President Trump and Commerce Secretary Wilbur Ross want to help more than Carlyle's founding billionaires.  Trump Advisor Stephen Schwarzman can win as well.  Schwarzman's Blackstone Group is also in the LNG business.  Yes, under President Trump the rich can get much richer.

Update 5-17-17:  ZeroHedge ran an OilPrice piece on a coming LNG boom.

Update 5-21-17:  Alaskan LNG has historically been exported to Asia and Alaska Governor Bill Walker has big plans for LNG.  With BP, ConocoPhillips and ExxonMobil dropping out Walker needs a new developer for the $45 billion project.  Walker petitioned President Donald Trump for $40 billion in federal loan guarantees.  Will Carlyle enter the Alaska LNG picture and help Governor Walker and President Trump get a big infrastructure win?  Watch the news.  Chess pieces are being moved for LNG to boom in Alaska.

Monday, May 8, 2017

Red Team to Fold Up SEC's PEU Review

AltAssets reported:

The Financial Choice Act, a Republican proposal to reform the financial regulatory system, would see the SEC switch its “scarce resources” away from private equity in favour of protecting retail investors.

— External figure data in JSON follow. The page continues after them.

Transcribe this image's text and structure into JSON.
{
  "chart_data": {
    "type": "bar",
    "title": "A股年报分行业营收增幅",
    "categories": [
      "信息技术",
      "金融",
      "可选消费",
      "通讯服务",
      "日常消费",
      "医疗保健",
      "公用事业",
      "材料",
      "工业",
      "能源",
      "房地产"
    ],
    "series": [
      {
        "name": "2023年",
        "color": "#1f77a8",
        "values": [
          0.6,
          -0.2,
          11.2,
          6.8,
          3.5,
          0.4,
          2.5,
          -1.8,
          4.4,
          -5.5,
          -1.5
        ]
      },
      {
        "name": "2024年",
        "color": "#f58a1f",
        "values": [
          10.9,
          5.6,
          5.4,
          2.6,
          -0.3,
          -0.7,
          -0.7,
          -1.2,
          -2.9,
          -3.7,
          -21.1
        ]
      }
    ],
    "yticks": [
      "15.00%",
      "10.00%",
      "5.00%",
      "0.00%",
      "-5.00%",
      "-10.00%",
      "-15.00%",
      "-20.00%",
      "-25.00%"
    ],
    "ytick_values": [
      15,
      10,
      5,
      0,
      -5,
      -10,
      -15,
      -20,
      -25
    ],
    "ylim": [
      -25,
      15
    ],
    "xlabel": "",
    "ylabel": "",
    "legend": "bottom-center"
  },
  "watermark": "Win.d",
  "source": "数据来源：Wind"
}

It states that “although private equity funds did not cause nor contribute to the financial crisis, Dodd-Frank imposes burdensome requirements on advisers to private equity funds, which unnecessarily punishes their investors and impedes job creation”.
At least one private equity investment contributed to the financial crisis.  Carlyle Capital Corporation (CCC) imploded in March 2008, six months before Lehman Brothers fell.  The Carlyle Group birthed and nurtured Carlyle Capital Corporation, a highly levered "safe" bet on mortgage backed securities.  Carlyle turned its back on CCC, claiming no role or responsibility for it's huge failure.

The burdensome requirement the SEC placed on private equity underwriters is that they charge their stated investment fees and no more.  SEC's Andrew Bowden talked tough on PEU fee dalliances but softened his stance under the prospect of private equity employment for his son.   

The Trump team wants to do one better than Obama's private equity regulator who kicked sand before running away.   Trump's Treasury wants to fold up the PEU review tent, no surprise since the President scattered private equity underwriters among his cabinet picks.

High leverage, poorly collatoralized loans and credit seizure can begin in any asset class and spread like wildfire.  Private equity is at higher risk for participating in the next crisis given deal multiples, the need to rollover affiliate deal financing at regular intervals and their wide freedom to value holdings at something other than mark to market. 

President Trump;s team can service his PEU friends but that doesn't make the world a safer place.  It returns us to conditions in place before September 2008.